Computers operate on the time scale of a fraction of a nanosecond, but the researchers suggest constructing computers on the basis of TMDCs, atomically thin semiconductors, could make them run on the femtosecond time scale, a million times faster. This would also increase computer memory speed by a millionfold.
"There is nothing faster, except light," said Dr. Mark Stockman, lead author of the study and director of the Center for Nano-Optics and a Regents' Professor in the Department of Physics and Astronomy at Georgia State. "The only way to build much faster computers is to use optics, not electronics. Electronics, which is used by current computers, can't go any faster, which is why engineers have been increasing the number of processors. We propose the TMDCs to make computers a million times more efficient. This is a fundamentally different approach to information technology."

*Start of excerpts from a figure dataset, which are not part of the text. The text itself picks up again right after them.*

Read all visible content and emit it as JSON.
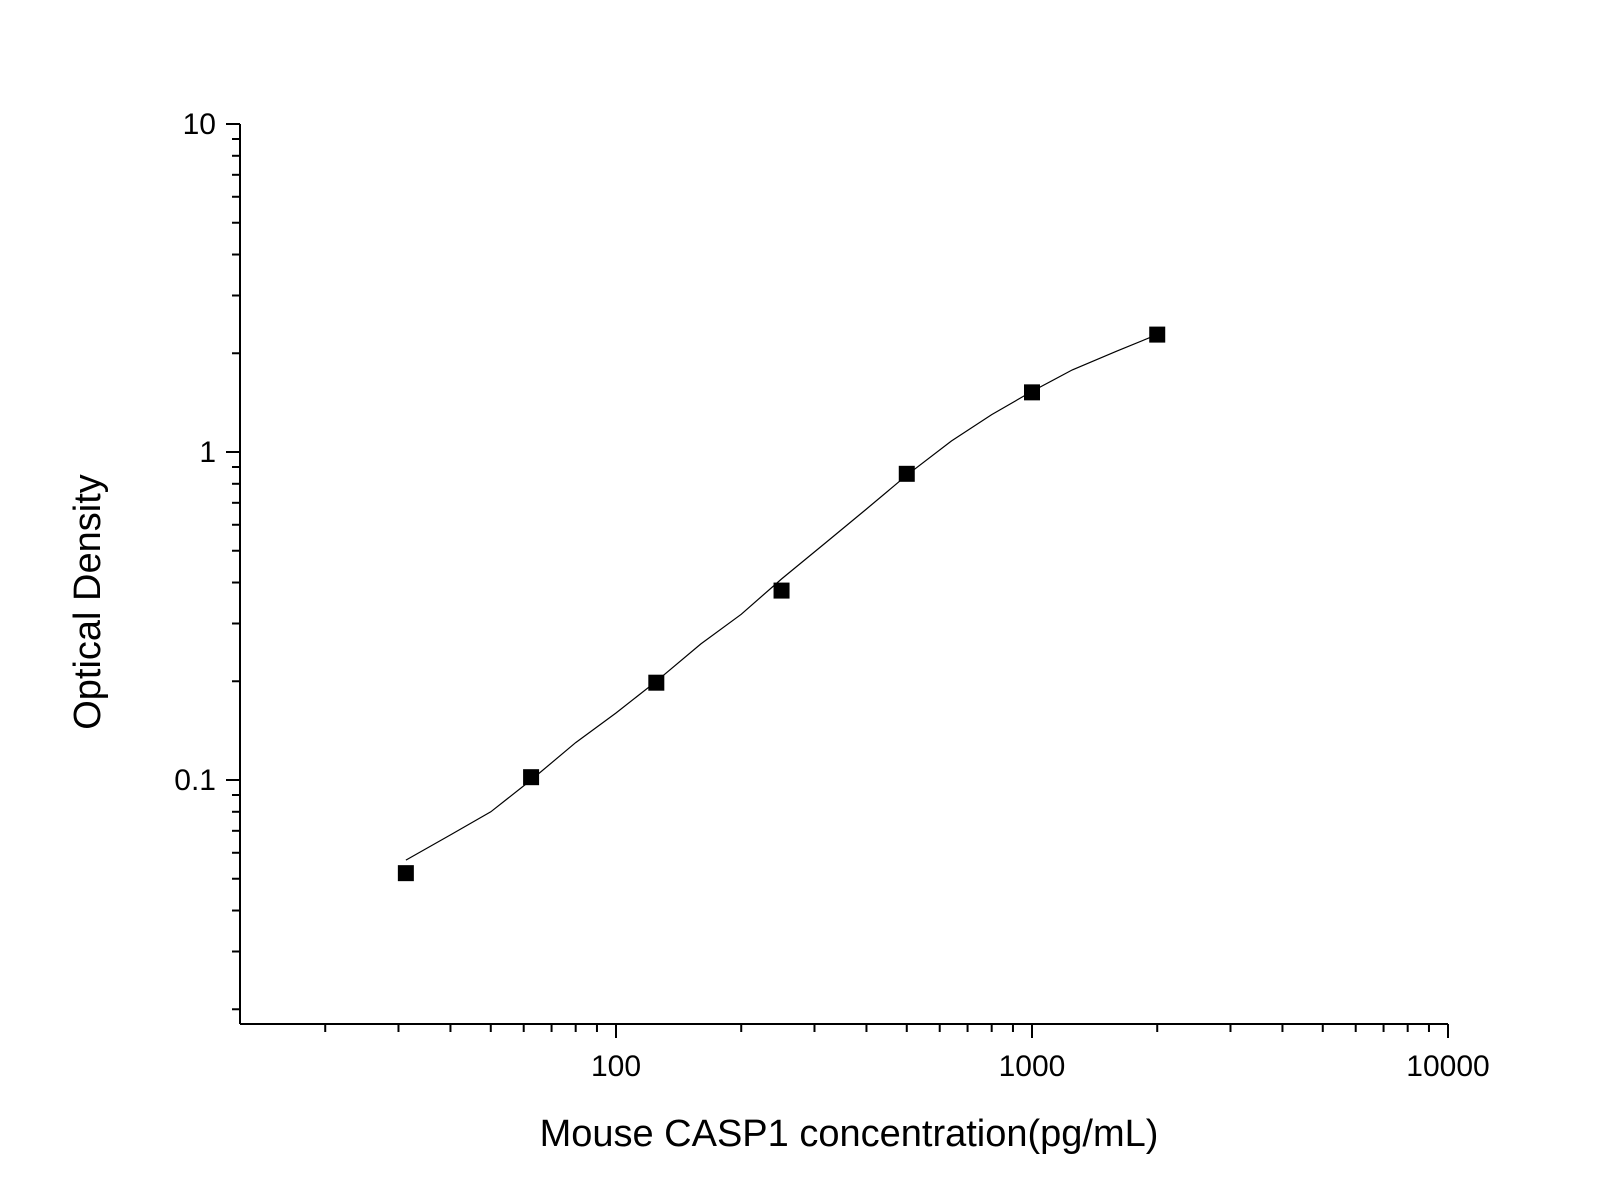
{
  "chart_data": {
    "type": "scatter",
    "title": "",
    "xlabel": "Mouse CASP1 concentration(pg/mL)",
    "ylabel": "Optical Density",
    "x_scale": "log",
    "y_scale": "log",
    "xlim": [
      10,
      10000
    ],
    "ylim": [
      0.02,
      10
    ],
    "x_tick_labels": [
      "100",
      "1000",
      "10000"
    ],
    "y_tick_labels": [
      "0.1",
      "1",
      "10"
    ],
    "grid": false,
    "legend": "none",
    "colors": {
      "points": "#000000",
      "curve": "#000000"
    },
    "series": [
      {
        "x": [
          31.25,
          62.5,
          125,
          250,
          500,
          1000,
          2000
        ],
        "y": [
          0.052,
          0.102,
          0.198,
          0.378,
          0.858,
          1.52,
          2.28
        ]
      }
    ],
    "fit_curve": {
      "x": [
        31.25,
        40,
        50,
        62.5,
        80,
        100,
        125,
        160,
        200,
        250,
        320,
        400,
        500,
        640,
        800,
        1000,
        1250,
        1600,
        2000
      ],
      "y": [
        0.057,
        0.068,
        0.08,
        0.1,
        0.13,
        0.16,
        0.2,
        0.26,
        0.32,
        0.41,
        0.53,
        0.67,
        0.85,
        1.08,
        1.3,
        1.53,
        1.78,
        2.03,
        2.28
      ]
    }
  }
}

The researchers propose a theory that TMDCs have the potential to process information within a couple of femtoseconds. A femtosecond is one millionth of one billionth of a second. A TMDC has a hexagonal lattice structure that consists of a layer of transition metal atoms sandwiched between two layers of chalcogen atoms. This hexagonal structure aids in the computer processor speed and also enables more efficient information storage. The findings are published in the journal Physical Review B in the prestigious Rapid Communications section.
The TMDCs have a number of positive qualities, including being stable, non-toxic, thin, light and mechanically strong. Examples include molybdenum disulfide (MOS2) and tungsten diselenide (WSe2). TMDCs are part of a large family called 2D materials, which is named after their extraordinary thinness of one or a few atoms. In this study, the researchers also established the optical properties of the TMDCs, which allow them to be ultrafast.
In the hexagonal lattice structure of TMDCs, electrons rotate in circles in different states, with some electrons spinning to the left and others turning to the right depending on their position on the hexagon. This motion causes a new effect that is called topological resonance. Such an effect allows one to read, write or process a bit of information in only a few femtoseconds.
There are numerous examples of TMDCs, so in the future, the researchers would like to determine the best one to use for computer technology.
Co-authors of the study include S. Azar Oliaei Motlagh, Jhih-Sheng Wu and Vadym Apalkov of Georgia State.
The study is funded by the U.S. Department of Energy and the U.S. Air Force Office of Scientific Research.